Human rights situation

The food rations are very small. According to a former prisoner, one third of the prisoners died from combinations of malnutrition, disease, and forced labor within a year. Dead prisoners are buried in mass graves on a nearby hill. She reported that the prisoners were often beaten with iron bars, if they did not work hard enough. She got very ill, because her wounds from the beatings got infected.

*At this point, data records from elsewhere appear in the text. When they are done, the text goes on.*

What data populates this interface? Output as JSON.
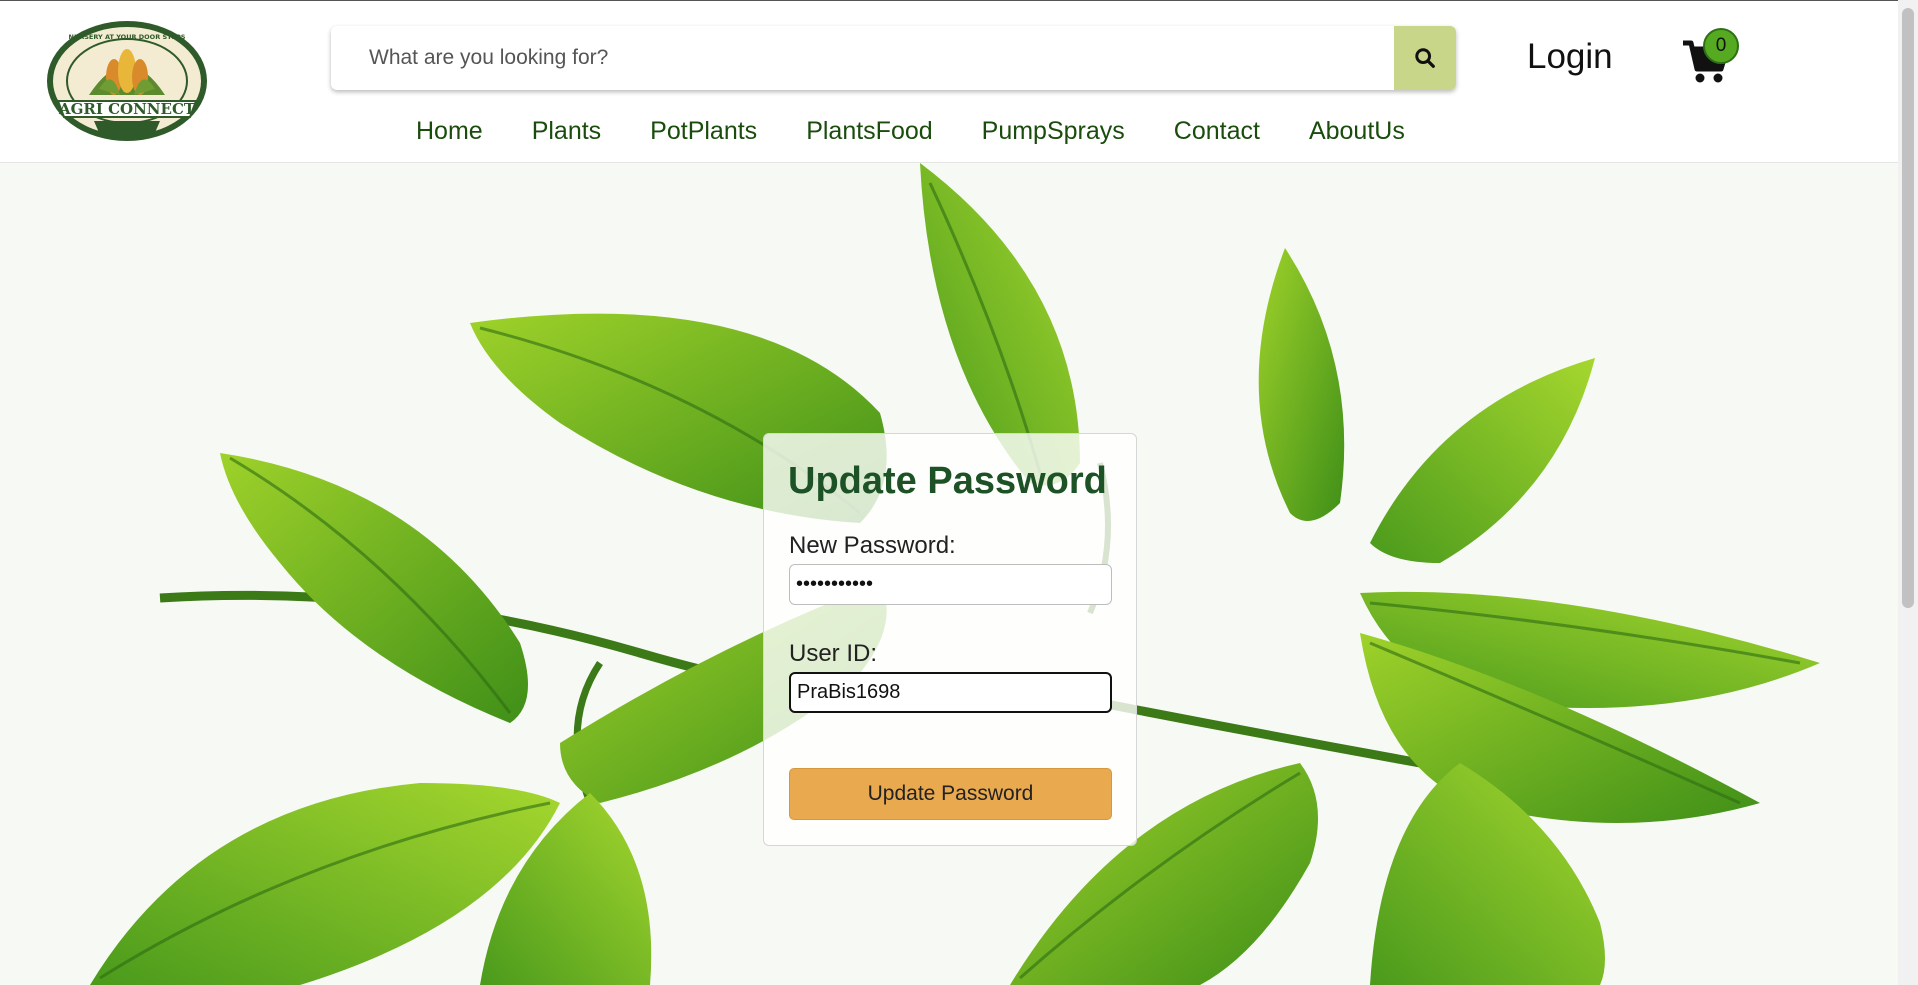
{
  "brand": {
    "logo_text": "AGRI CONNECT",
    "logo_tagline": "NURSERY AT YOUR DOOR STEPS"
  },
  "search": {
    "placeholder": "What are you looking for?",
    "icon": "search-icon"
  },
  "header": {
    "login_label": "Login",
    "cart_count": "0",
    "cart_icon": "cart-icon"
  },
  "nav": {
    "items": [
      {
        "label": "Home"
      },
      {
        "label": "Plants"
      },
      {
        "label": "PotPlants"
      },
      {
        "label": "PlantsFood"
      },
      {
        "label": "PumpSprays"
      },
      {
        "label": "Contact"
      },
      {
        "label": "AboutUs"
      }
    ]
  },
  "form": {
    "title": "Update Password",
    "new_password_label": "New Password:",
    "new_password_value": "•••••••••••",
    "user_id_label": "User ID:",
    "user_id_value": "PraBis1698",
    "submit_label": "Update Password"
  },
  "colors": {
    "brand_green": "#1d5226",
    "nav_green": "#1a4d0d",
    "search_button": "#c8d68a",
    "submit_button": "#e9a94f",
    "badge": "#55aa22"
  }
}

In interviews other former prisoners reported about

  • solitary confinement cells,
  • hard work in farming, from 4 a.m. to 7 or 8 p.m. in the farming season,
  • a strict system of control and surveillance,
  • public executions,
  • violent beatings in cases of rule violations.
  • Prisoners (witnesses)

  • Kim Miran (around 2002–2004 in Chungsan) was repatriated from China for illegal border-crossing.
  • An unidentified former prisoner (female, 2004–2005 in Chungsan) gave testimony to HRNK about the camp. She was repatriated from China and imprisoned without a trial for illegal border crossing.
  • Ten other unidentified former prisoners (all female) were interviewed by the Database Center for North Korean Human Rights. Most of them do not want to be identified for fear that their relatives in North Korea are punished.